Alles auf Chromium?

Microsoft wird eine eigene Engine für den Edge-Browser aufgeben, der den Interne Explorer ersetzen sollte. Künftig wolle man bei Micorsoft für Edge Chromium verwenden, eine Open-Source-Engine aus der Google-Welt, die auch Basis für Googles marktführenden Chrome-Browser ist. Das hat zu einige Reaktionen geführt.

Die Entscheidung von Microsoft wurde auch von der Mozilla-Stiftung in einem Blogbeitrag kommentiert. Mozilla ist Entwickler und Herausgeber des Firefox-Browsers. Ein Microsoft-Projektmanager empfahl der Mozilla-Stiftung, auch auf Chromium zu setzen.

Sinngemäß hieß im Dezember im besagten Blogbeitrag auf mozilla.org, die Entscheidung, die Microsoft getroffen hat, sei unter geschäftspolitischen Gesichtspunkten zwar nachvollziehbar, doch man sorge dafür, dass Google noch mehr Informationen über das Suchverhalten und die Internetnutzung der User erhält als es ohnehin schon der Fall sei. Mozilla nutzt die Gecko-Engine für den Browser.

Noch mehr Nutzerdaten für Google

Die Entgegnung ließ etwas auf sich warten. Diese Tage kam eine Antwort aus Richmond, wie der Standard unter Berufung auf Winfuture berichtet, und zwar von einem Microsoft-Projektmanager, der Mozilla via Twitter vorwarf, angesichts der niedrigen Nutzungsrate von Gecko und Firefox ein „philosophisches Paralleluniversum“ zu bauen. Man solle doch aus dem Elfenbeinturm herabsteigen und bei Mozilla auch Chromium nutzen, damit sich alle Browserhersteller auf einen Quasi-Standard einigen.

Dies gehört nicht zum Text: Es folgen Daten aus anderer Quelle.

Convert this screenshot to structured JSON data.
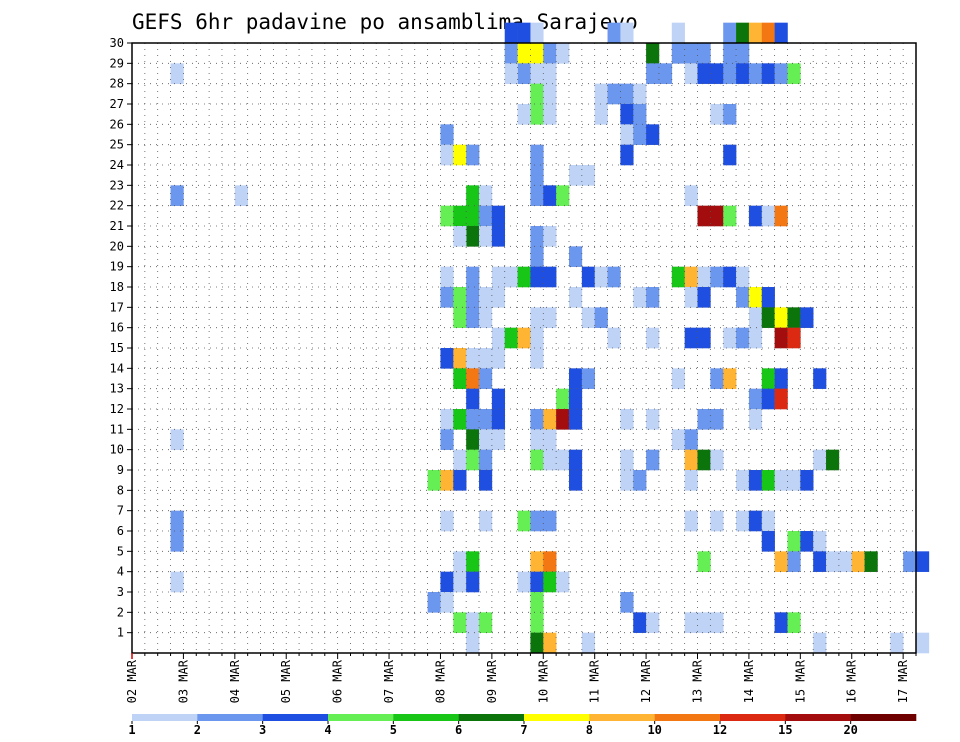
{
  "chart_data": {
    "type": "heatmap",
    "title": "GEFS 6hr padavine po ansamblima Sarajevo",
    "xlabel": "",
    "ylabel": "",
    "x_tick_labels": [
      "02 MAR",
      "03 MAR",
      "04 MAR",
      "05 MAR",
      "06 MAR",
      "07 MAR",
      "08 MAR",
      "09 MAR",
      "10 MAR",
      "11 MAR",
      "12 MAR",
      "13 MAR",
      "14 MAR",
      "15 MAR",
      "16 MAR",
      "17 MAR"
    ],
    "x_steps": 61,
    "y_ticks": [
      1,
      2,
      3,
      4,
      5,
      6,
      7,
      8,
      9,
      10,
      11,
      12,
      13,
      14,
      15,
      16,
      17,
      18,
      19,
      20,
      21,
      22,
      23,
      24,
      25,
      26,
      27,
      28,
      29,
      30
    ],
    "ylim": [
      0,
      30
    ],
    "grid": true,
    "colorbar": {
      "levels": [
        "1",
        "2",
        "3",
        "4",
        "5",
        "6",
        "7",
        "8",
        "10",
        "12",
        "15",
        "20"
      ],
      "colors": [
        "#bfd3f7",
        "#6b97ee",
        "#1f4fe0",
        "#66ee55",
        "#17c617",
        "#0b750b",
        "#ffff00",
        "#ffb533",
        "#f37814",
        "#dc2a12",
        "#a30d0d",
        "#6e0000"
      ]
    },
    "cells_note": "each entry is [time_step, member, color_class]; time_step 0 = 02 MAR 00z, 4 steps per day",
    "cells": [
      [
        29,
        30,
        3
      ],
      [
        30,
        30,
        3
      ],
      [
        31,
        30,
        1
      ],
      [
        37,
        30,
        2
      ],
      [
        38,
        30,
        1
      ],
      [
        42,
        30,
        1
      ],
      [
        46,
        30,
        2
      ],
      [
        47,
        30,
        6
      ],
      [
        48,
        30,
        8
      ],
      [
        49,
        30,
        9
      ],
      [
        50,
        30,
        3
      ],
      [
        29,
        29,
        2
      ],
      [
        30,
        29,
        7
      ],
      [
        31,
        29,
        7
      ],
      [
        32,
        29,
        2
      ],
      [
        33,
        29,
        1
      ],
      [
        40,
        29,
        6
      ],
      [
        42,
        29,
        2
      ],
      [
        43,
        29,
        2
      ],
      [
        44,
        29,
        2
      ],
      [
        46,
        29,
        2
      ],
      [
        47,
        29,
        2
      ],
      [
        40,
        28,
        2
      ],
      [
        32,
        28,
        1
      ],
      [
        41,
        28,
        2
      ],
      [
        30,
        28,
        2
      ],
      [
        31,
        28,
        1
      ],
      [
        45,
        28,
        3
      ],
      [
        46,
        28,
        2
      ],
      [
        47,
        28,
        3
      ],
      [
        48,
        28,
        2
      ],
      [
        49,
        28,
        3
      ],
      [
        50,
        28,
        2
      ],
      [
        51,
        28,
        4
      ],
      [
        3,
        28,
        1
      ],
      [
        29,
        28,
        1
      ],
      [
        43,
        28,
        1
      ],
      [
        44,
        28,
        3
      ],
      [
        31,
        27,
        4
      ],
      [
        32,
        27,
        1
      ],
      [
        38,
        27,
        2
      ],
      [
        39,
        27,
        1
      ],
      [
        36,
        27,
        1
      ],
      [
        37,
        27,
        2
      ],
      [
        31,
        26,
        4
      ],
      [
        32,
        26,
        1
      ],
      [
        30,
        26,
        1
      ],
      [
        38,
        26,
        3
      ],
      [
        39,
        26,
        2
      ],
      [
        36,
        26,
        1
      ],
      [
        45,
        26,
        1
      ],
      [
        46,
        26,
        2
      ],
      [
        38,
        25,
        1
      ],
      [
        39,
        25,
        2
      ],
      [
        40,
        25,
        3
      ],
      [
        24,
        25,
        2
      ],
      [
        24,
        24,
        1
      ],
      [
        25,
        24,
        7
      ],
      [
        26,
        24,
        2
      ],
      [
        31,
        24,
        2
      ],
      [
        38,
        24,
        3
      ],
      [
        46,
        24,
        3
      ],
      [
        31,
        23,
        2
      ],
      [
        34,
        23,
        1
      ],
      [
        35,
        23,
        1
      ],
      [
        31,
        22,
        2
      ],
      [
        32,
        22,
        3
      ],
      [
        33,
        22,
        4
      ],
      [
        26,
        22,
        5
      ],
      [
        27,
        22,
        1
      ],
      [
        3,
        22,
        2
      ],
      [
        8,
        22,
        1
      ],
      [
        43,
        22,
        1
      ],
      [
        26,
        21,
        5
      ],
      [
        27,
        21,
        2
      ],
      [
        28,
        21,
        3
      ],
      [
        24,
        21,
        4
      ],
      [
        25,
        21,
        5
      ],
      [
        44,
        21,
        11
      ],
      [
        45,
        21,
        11
      ],
      [
        46,
        21,
        4
      ],
      [
        48,
        21,
        3
      ],
      [
        49,
        21,
        1
      ],
      [
        50,
        21,
        9
      ],
      [
        26,
        20,
        6
      ],
      [
        27,
        20,
        1
      ],
      [
        28,
        20,
        3
      ],
      [
        31,
        20,
        2
      ],
      [
        32,
        20,
        1
      ],
      [
        25,
        20,
        1
      ],
      [
        31,
        19,
        2
      ],
      [
        34,
        19,
        2
      ],
      [
        29,
        18,
        1
      ],
      [
        30,
        18,
        5
      ],
      [
        31,
        18,
        3
      ],
      [
        32,
        18,
        3
      ],
      [
        24,
        18,
        1
      ],
      [
        26,
        18,
        2
      ],
      [
        28,
        18,
        1
      ],
      [
        35,
        18,
        3
      ],
      [
        36,
        18,
        1
      ],
      [
        37,
        18,
        2
      ],
      [
        42,
        18,
        5
      ],
      [
        43,
        18,
        8
      ],
      [
        44,
        18,
        1
      ],
      [
        45,
        18,
        2
      ],
      [
        46,
        18,
        3
      ],
      [
        47,
        18,
        1
      ],
      [
        24,
        17,
        2
      ],
      [
        25,
        17,
        4
      ],
      [
        26,
        17,
        2
      ],
      [
        27,
        17,
        1
      ],
      [
        28,
        17,
        1
      ],
      [
        34,
        17,
        1
      ],
      [
        39,
        17,
        1
      ],
      [
        40,
        17,
        2
      ],
      [
        43,
        17,
        1
      ],
      [
        44,
        17,
        3
      ],
      [
        47,
        17,
        2
      ],
      [
        48,
        17,
        7
      ],
      [
        49,
        17,
        3
      ],
      [
        25,
        16,
        4
      ],
      [
        26,
        16,
        2
      ],
      [
        27,
        16,
        1
      ],
      [
        31,
        16,
        1
      ],
      [
        32,
        16,
        1
      ],
      [
        35,
        16,
        1
      ],
      [
        36,
        16,
        2
      ],
      [
        48,
        16,
        1
      ],
      [
        49,
        16,
        6
      ],
      [
        50,
        16,
        7
      ],
      [
        51,
        16,
        6
      ],
      [
        52,
        16,
        3
      ],
      [
        28,
        15,
        1
      ],
      [
        29,
        15,
        5
      ],
      [
        30,
        15,
        8
      ],
      [
        31,
        15,
        1
      ],
      [
        37,
        15,
        1
      ],
      [
        40,
        15,
        1
      ],
      [
        43,
        15,
        3
      ],
      [
        44,
        15,
        3
      ],
      [
        46,
        15,
        1
      ],
      [
        47,
        15,
        2
      ],
      [
        48,
        15,
        1
      ],
      [
        50,
        15,
        11
      ],
      [
        51,
        15,
        10
      ],
      [
        24,
        14,
        3
      ],
      [
        25,
        14,
        8
      ],
      [
        26,
        14,
        1
      ],
      [
        27,
        14,
        1
      ],
      [
        28,
        14,
        1
      ],
      [
        31,
        14,
        1
      ],
      [
        25,
        13,
        5
      ],
      [
        26,
        13,
        9
      ],
      [
        27,
        13,
        2
      ],
      [
        34,
        13,
        3
      ],
      [
        35,
        13,
        2
      ],
      [
        42,
        13,
        1
      ],
      [
        45,
        13,
        2
      ],
      [
        46,
        13,
        8
      ],
      [
        49,
        13,
        5
      ],
      [
        50,
        13,
        3
      ],
      [
        53,
        13,
        3
      ],
      [
        26,
        12,
        3
      ],
      [
        28,
        12,
        3
      ],
      [
        33,
        12,
        4
      ],
      [
        34,
        12,
        3
      ],
      [
        48,
        12,
        2
      ],
      [
        49,
        12,
        3
      ],
      [
        50,
        12,
        10
      ],
      [
        24,
        11,
        1
      ],
      [
        25,
        11,
        5
      ],
      [
        26,
        11,
        2
      ],
      [
        27,
        11,
        2
      ],
      [
        28,
        11,
        3
      ],
      [
        31,
        11,
        2
      ],
      [
        32,
        11,
        8
      ],
      [
        33,
        11,
        11
      ],
      [
        34,
        11,
        3
      ],
      [
        38,
        11,
        1
      ],
      [
        40,
        11,
        1
      ],
      [
        44,
        11,
        2
      ],
      [
        45,
        11,
        2
      ],
      [
        48,
        11,
        1
      ],
      [
        3,
        10,
        1
      ],
      [
        24,
        10,
        2
      ],
      [
        26,
        10,
        6
      ],
      [
        27,
        10,
        1
      ],
      [
        28,
        10,
        1
      ],
      [
        31,
        10,
        1
      ],
      [
        32,
        10,
        1
      ],
      [
        42,
        10,
        1
      ],
      [
        43,
        10,
        2
      ],
      [
        25,
        9,
        1
      ],
      [
        26,
        9,
        4
      ],
      [
        27,
        9,
        2
      ],
      [
        31,
        9,
        4
      ],
      [
        32,
        9,
        1
      ],
      [
        33,
        9,
        1
      ],
      [
        34,
        9,
        3
      ],
      [
        38,
        9,
        1
      ],
      [
        40,
        9,
        2
      ],
      [
        43,
        9,
        8
      ],
      [
        44,
        9,
        6
      ],
      [
        45,
        9,
        1
      ],
      [
        53,
        9,
        1
      ],
      [
        54,
        9,
        6
      ],
      [
        23,
        8,
        4
      ],
      [
        24,
        8,
        8
      ],
      [
        25,
        8,
        3
      ],
      [
        27,
        8,
        3
      ],
      [
        34,
        8,
        3
      ],
      [
        38,
        8,
        1
      ],
      [
        39,
        8,
        2
      ],
      [
        43,
        8,
        1
      ],
      [
        47,
        8,
        1
      ],
      [
        48,
        8,
        3
      ],
      [
        49,
        8,
        5
      ],
      [
        50,
        8,
        1
      ],
      [
        51,
        8,
        1
      ],
      [
        52,
        8,
        3
      ],
      [
        3,
        6,
        2
      ],
      [
        24,
        6,
        1
      ],
      [
        27,
        6,
        1
      ],
      [
        30,
        6,
        4
      ],
      [
        31,
        6,
        2
      ],
      [
        32,
        6,
        2
      ],
      [
        43,
        6,
        1
      ],
      [
        45,
        6,
        1
      ],
      [
        47,
        6,
        1
      ],
      [
        48,
        6,
        3
      ],
      [
        49,
        6,
        1
      ],
      [
        3,
        5,
        2
      ],
      [
        49,
        5,
        3
      ],
      [
        51,
        5,
        4
      ],
      [
        52,
        5,
        3
      ],
      [
        53,
        5,
        1
      ],
      [
        25,
        4,
        1
      ],
      [
        26,
        4,
        5
      ],
      [
        31,
        4,
        8
      ],
      [
        32,
        4,
        9
      ],
      [
        44,
        4,
        4
      ],
      [
        50,
        4,
        8
      ],
      [
        51,
        4,
        2
      ],
      [
        53,
        4,
        3
      ],
      [
        54,
        4,
        1
      ],
      [
        55,
        4,
        1
      ],
      [
        56,
        4,
        8
      ],
      [
        57,
        4,
        6
      ],
      [
        60,
        4,
        2
      ],
      [
        61,
        4,
        3
      ],
      [
        3,
        3,
        1
      ],
      [
        24,
        3,
        3
      ],
      [
        25,
        3,
        1
      ],
      [
        26,
        3,
        3
      ],
      [
        30,
        3,
        1
      ],
      [
        31,
        3,
        3
      ],
      [
        32,
        3,
        5
      ],
      [
        33,
        3,
        1
      ],
      [
        23,
        2,
        2
      ],
      [
        24,
        2,
        1
      ],
      [
        31,
        2,
        4
      ],
      [
        38,
        2,
        2
      ],
      [
        25,
        1,
        4
      ],
      [
        26,
        1,
        1
      ],
      [
        27,
        1,
        4
      ],
      [
        31,
        1,
        4
      ],
      [
        39,
        1,
        3
      ],
      [
        40,
        1,
        1
      ],
      [
        43,
        1,
        1
      ],
      [
        44,
        1,
        1
      ],
      [
        45,
        1,
        1
      ],
      [
        50,
        1,
        3
      ],
      [
        51,
        1,
        4
      ],
      [
        26,
        0,
        1
      ],
      [
        31,
        0,
        6
      ],
      [
        32,
        0,
        8
      ],
      [
        35,
        0,
        1
      ],
      [
        53,
        0,
        1
      ],
      [
        59,
        0,
        1
      ],
      [
        61,
        0,
        1
      ]
    ]
  }
}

Bei diesem Tweet blieb es nicht. Natürlich hat das Wellen ausgelöst. Die Vertreter der Gegenposition berufen sich auf das Web als offene Plattform, das von Diversität lebe. Mit gleicher Argumentation könne man allen CMS-Entwicklern empfehlen, nur noch an WordPress-Projekten mitzuarbeiten oder Online-Händlern raten, den eigenen Shop aufzugeben und statt dessen alles über den Amazon Marketplace abzuwickeln, so der Tenor in diversen Tweets zum Thema.

Was bedroht das offene Web mehr: Eine Rendering-Engine oder native Apps?

Auchenberg sieht das Web eher von nativen Apps bedroht, nicht von einer Browser-Engine, die das Rendering von Webdokumenten übernimmt. Spezifikationen gemeinsam zu verabschieden sei da nicht mehr genug. Die Kollaboration müsse weiter gehen als das. Eine Rendering-Engine zu pflegen sei komplex und teuer, selbst für Microsofts oder Googles Verhältnisse.

Abhängigkeit von Google

Die Mozilla-Stiftung hat den Schritt von Microsoft sicher zum Anlass nehmen wollen, um die Wichtigkeit eines eigenen, unabhängigen Browsers zu unterstreichen. Die Organisation sieht sich als Hüter des offenen Webs und möchte das Internet „gesund halten“, wie es in der Eigendarstellung heißt.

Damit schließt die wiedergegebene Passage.